Cold temperatures across the U.S. caused natural gas prices to jump this year. The price spiked as high as $8 per thousand cubic feet (MCF) in February and has held above $4 per MCF in 2014.
Matt said prices would head lower over the next year – and it's still likely they will. So far though, prices have increased since his essay. And this gives traders the chance to earn some short-term gains.
Let me explain...
As Matt explained in March, natural gas prices have been low for the past several years. New technologies have allowed oil and gas companies to tap into massive amounts of gas. The increase in supply drove the price down.
However, the severe winter across much of the U.S. pushed demand for natural gas higher than expected this year as consumers and businesses were forced to increase their gas and electricity use to stay warm. We've used so much natural gas that the volume left in storage is at its lowest amount in a decade. This drove prices back up, as you can see in the chart below.
After spiking in February and early March, prices have remained above $4 per MCF. In the past month, they've even ticked higher.
And the companies that supply natural gas are benefiting.
For example, oil and gas giant ExxonMobil recently announced its average U.S. natural gas sale price increased 49% last quarter. The price rise helped the company beat earnings estimates despite a drop in total oil and gas production.
Giant oil and gas producers like ExxonMobil will likely see the benefit of higher gas prices next quarter too. However, these are huge companies. And trouble in other parts of their operations could erase these gains.
If you're looking to take advantage of the higher natural gas prices, I recommend looking at natural gas-focused royalty trusts.
Royalty trusts are some of the simplest oil and gas companies in the world. They don't drill wells or look for new fields. Their only job is to collect income from gas wells and pass most of it on to their "unit holders" (like shareholders).
The main reason oil and gas producers create royalty trusts is to avoid corporate taxes. Normally, a company pays taxes on the profits from the oil and gas it produces. However, with a royalty trust, as long as the trust distributes 90% of its profits in the form of "distributions" to investors (like dividends), it doesn't pay corporate tax. Instead, the investors pay taxes on the income. As a result, you can often find them offering big, safe yields.
And they're also benefiting from higher natural gas prices.
For example, the San Juan Basin Royalty Trust (SJT) is up nearly 30% in the past year. Most of these gains came after the weather got colder.

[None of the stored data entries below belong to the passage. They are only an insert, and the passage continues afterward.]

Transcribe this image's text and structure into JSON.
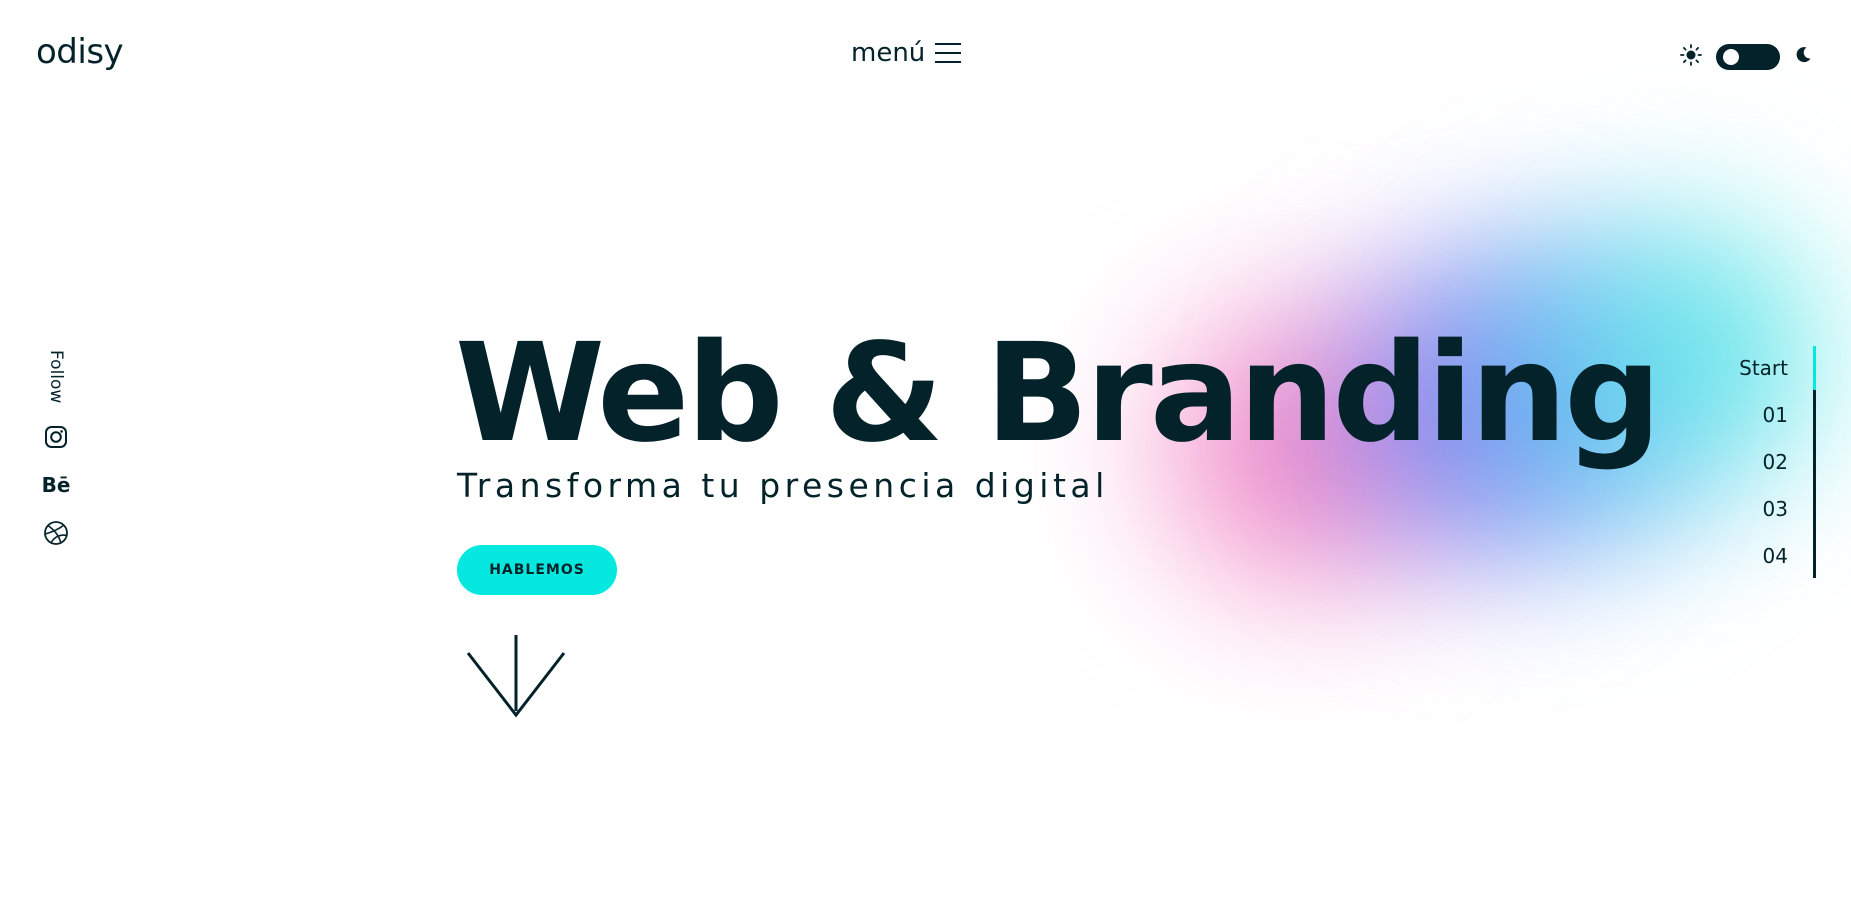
{
  "brand": {
    "logo": "odisy"
  },
  "header": {
    "menu_label": "menú",
    "theme_light_icon": "sun-icon",
    "theme_dark_icon": "moon-icon"
  },
  "follow": {
    "label": "Follow",
    "socials": [
      {
        "name": "instagram",
        "icon": "instagram-icon"
      },
      {
        "name": "behance",
        "label": "Bē",
        "icon": "behance-icon"
      },
      {
        "name": "dribbble",
        "icon": "dribbble-icon"
      }
    ]
  },
  "hero": {
    "title": "Web & Branding",
    "subtitle": "Transforma tu presencia digital",
    "cta_label": "HABLEMOS",
    "scroll_icon": "arrow-down-icon"
  },
  "side_nav": {
    "items": [
      "Start",
      "01",
      "02",
      "03",
      "04"
    ],
    "active": "Start"
  },
  "colors": {
    "ink": "#04222a",
    "accent": "#05e8e0",
    "gradient": [
      "#ec50aa",
      "#7850e6",
      "#3ca0f0",
      "#3ce6e1"
    ]
  }
}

And the 30% doesn't consider the $1.12 per "unit" (or share) the trust paid to shareholders over the past year. That's more than a 7% yield.

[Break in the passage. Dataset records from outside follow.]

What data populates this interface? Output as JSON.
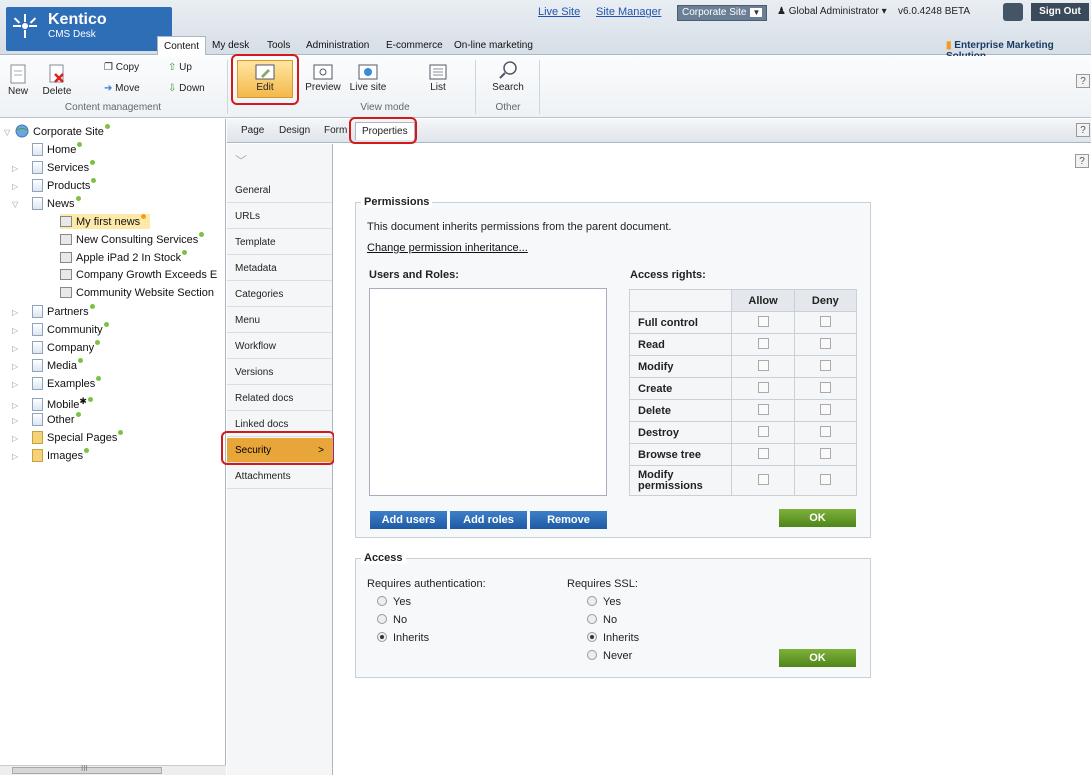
{
  "header": {
    "logo_name": "Kentico",
    "logo_sub": "CMS Desk",
    "tabs": [
      "Content",
      "My desk",
      "Tools",
      "Administration",
      "E-commerce",
      "On-line marketing"
    ],
    "active_tab": "Content",
    "links": [
      "Live Site",
      "Site Manager"
    ],
    "site_selector": "Corporate Site",
    "user": "Global Administrator",
    "version": "v6.0.4248 BETA",
    "sign_out": "Sign Out",
    "edition": "Enterprise Marketing Solution"
  },
  "toolbar": {
    "new": "New",
    "delete": "Delete",
    "copy": "Copy",
    "move": "Move",
    "up": "Up",
    "down": "Down",
    "group_content": "Content management",
    "edit": "Edit",
    "preview": "Preview",
    "live_site": "Live site",
    "list": "List",
    "group_view": "View mode",
    "search": "Search",
    "group_other": "Other",
    "help": "?"
  },
  "tree": {
    "root": "Corporate Site",
    "items": [
      "Home",
      "Services",
      "Products",
      "News",
      "My first news",
      "New Consulting Services",
      "Apple iPad 2 In Stock",
      "Company Growth Exceeds E",
      "Community Website Section",
      "Partners",
      "Community",
      "Company",
      "Media",
      "Examples",
      "Mobile",
      "Other",
      "Special Pages",
      "Images"
    ],
    "scroll_glyph": "III"
  },
  "subtabs": [
    "Page",
    "Design",
    "Form",
    "Properties"
  ],
  "vnav": [
    "General",
    "URLs",
    "Template",
    "Metadata",
    "Categories",
    "Menu",
    "Workflow",
    "Versions",
    "Related docs",
    "Linked docs",
    "Security",
    "Attachments"
  ],
  "vnav_active_chevron": ">",
  "permissions": {
    "legend": "Permissions",
    "inherit_text": "This document inherits permissions from the parent document.",
    "change_link": "Change permission inheritance...",
    "users_roles_label": "Users and Roles:",
    "access_rights_label": "Access rights:",
    "col_allow": "Allow",
    "col_deny": "Deny",
    "rights": [
      "Full control",
      "Read",
      "Modify",
      "Create",
      "Delete",
      "Destroy",
      "Browse tree",
      "Modify permissions"
    ],
    "add_users": "Add users",
    "add_roles": "Add roles",
    "remove": "Remove",
    "ok": "OK"
  },
  "access": {
    "legend": "Access",
    "auth_label": "Requires authentication:",
    "auth_options": [
      "Yes",
      "No",
      "Inherits"
    ],
    "auth_selected": "Inherits",
    "ssl_label": "Requires SSL:",
    "ssl_options": [
      "Yes",
      "No",
      "Inherits",
      "Never"
    ],
    "ssl_selected": "Inherits",
    "ok": "OK"
  }
}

I expect these big distributions to continue in the near term as natural gas prices stay strong. In May 2013, SJT's monthly distribution was $0.04 per unit. Last month, it increased to $0.10. That's a 150% increase in a year.
And it's not the only natural gas-focused royalty company that's up this year.

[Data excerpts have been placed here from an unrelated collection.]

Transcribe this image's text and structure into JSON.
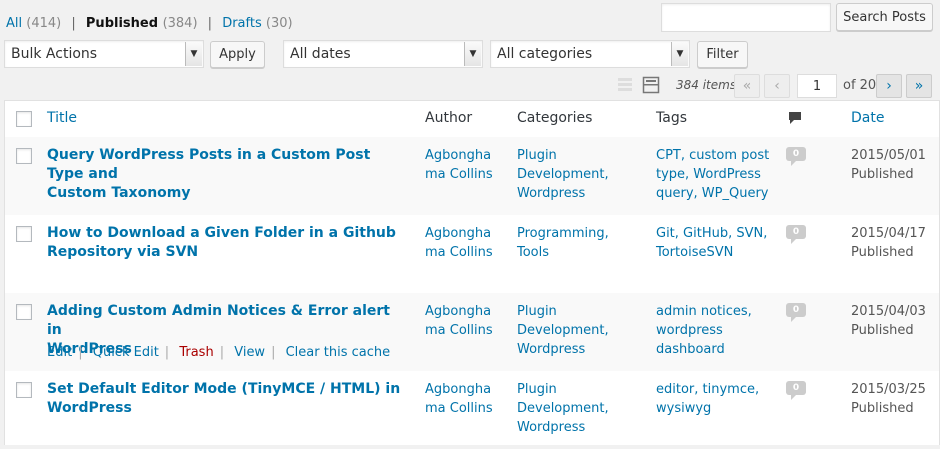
{
  "filters": {
    "all_label": "All",
    "all_count": "(414)",
    "published_label": "Published",
    "published_count": "(384)",
    "drafts_label": "Drafts",
    "drafts_count": "(30)",
    "separator": "|"
  },
  "search": {
    "value": "",
    "button_label": "Search Posts"
  },
  "toolbar": {
    "bulk_actions": "Bulk Actions",
    "apply_label": "Apply",
    "dates": "All dates",
    "categories": "All categories",
    "filter_label": "Filter"
  },
  "pagination": {
    "items": "384 items",
    "first": "«",
    "prev": "‹",
    "current_page": "1",
    "of_total": "of 20",
    "next": "›",
    "last": "»"
  },
  "columns": {
    "title": "Title",
    "author": "Author",
    "categories": "Categories",
    "tags": "Tags",
    "date": "Date"
  },
  "rows": [
    {
      "title_l1": "Query WordPress Posts in a Custom Post Type and",
      "title_l2": "Custom Taxonomy",
      "author_l1": "Agbongha",
      "author_l2": "ma Collins",
      "cat_l1": "Plugin",
      "cat_l2": "Development,",
      "cat_l3": "Wordpress",
      "tag_l1": "CPT, custom post",
      "tag_l2": "type, WordPress",
      "tag_l3": "query, WP_Query",
      "comments": "0",
      "date": "2015/05/01",
      "status": "Published"
    },
    {
      "title_l1": "How to Download a Given Folder in a Github",
      "title_l2": "Repository via SVN",
      "author_l1": "Agbongha",
      "author_l2": "ma Collins",
      "cat_l1": "Programming,",
      "cat_l2": "Tools",
      "cat_l3": "",
      "tag_l1": "Git, GitHub, SVN,",
      "tag_l2": "TortoiseSVN",
      "tag_l3": "",
      "comments": "0",
      "date": "2015/04/17",
      "status": "Published"
    },
    {
      "title_l1": "Adding Custom Admin Notices & Error alert in",
      "title_l2": "WordPress",
      "author_l1": "Agbongha",
      "author_l2": "ma Collins",
      "cat_l1": "Plugin",
      "cat_l2": "Development,",
      "cat_l3": "Wordpress",
      "tag_l1": "admin notices,",
      "tag_l2": "wordpress",
      "tag_l3": "dashboard",
      "comments": "0",
      "date": "2015/04/03",
      "status": "Published",
      "actions": {
        "edit": "Edit",
        "quick_edit": "Quick Edit",
        "trash": "Trash",
        "view": "View",
        "clear_cache": "Clear this cache"
      }
    },
    {
      "title_l1": "Set Default Editor Mode (TinyMCE / HTML) in",
      "title_l2": "WordPress",
      "author_l1": "Agbongha",
      "author_l2": "ma Collins",
      "cat_l1": "Plugin",
      "cat_l2": "Development,",
      "cat_l3": "Wordpress",
      "tag_l1": "editor, tinymce,",
      "tag_l2": "wysiwyg",
      "tag_l3": "",
      "comments": "0",
      "date": "2015/03/25",
      "status": "Published"
    }
  ],
  "colors": {
    "link": "#0073aa",
    "trash": "#a00",
    "background": "#f1f1f1",
    "alt_row": "#f9f9f9"
  }
}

The Cross Timbers Royalty Trust (CRT) and Sabine Royalty Trust (SBR) are up 12% and 7%, respectively, over the past year. And there should be more upside ahead in the short term. They both yield 7% and are paying out big distributions to investors right now.
I recommend taking a closer look at these names to take advantage of the uptick in natural gas prices.
Be careful, though. As Matt told you in March, this winter was an anomaly. Natural gas production is steadily growing. This will replenish the gas in storage. And it will help push natural gas prices back down. These names are not long-term holds. If natural gas prices fall below $4 per MCF, look to exit.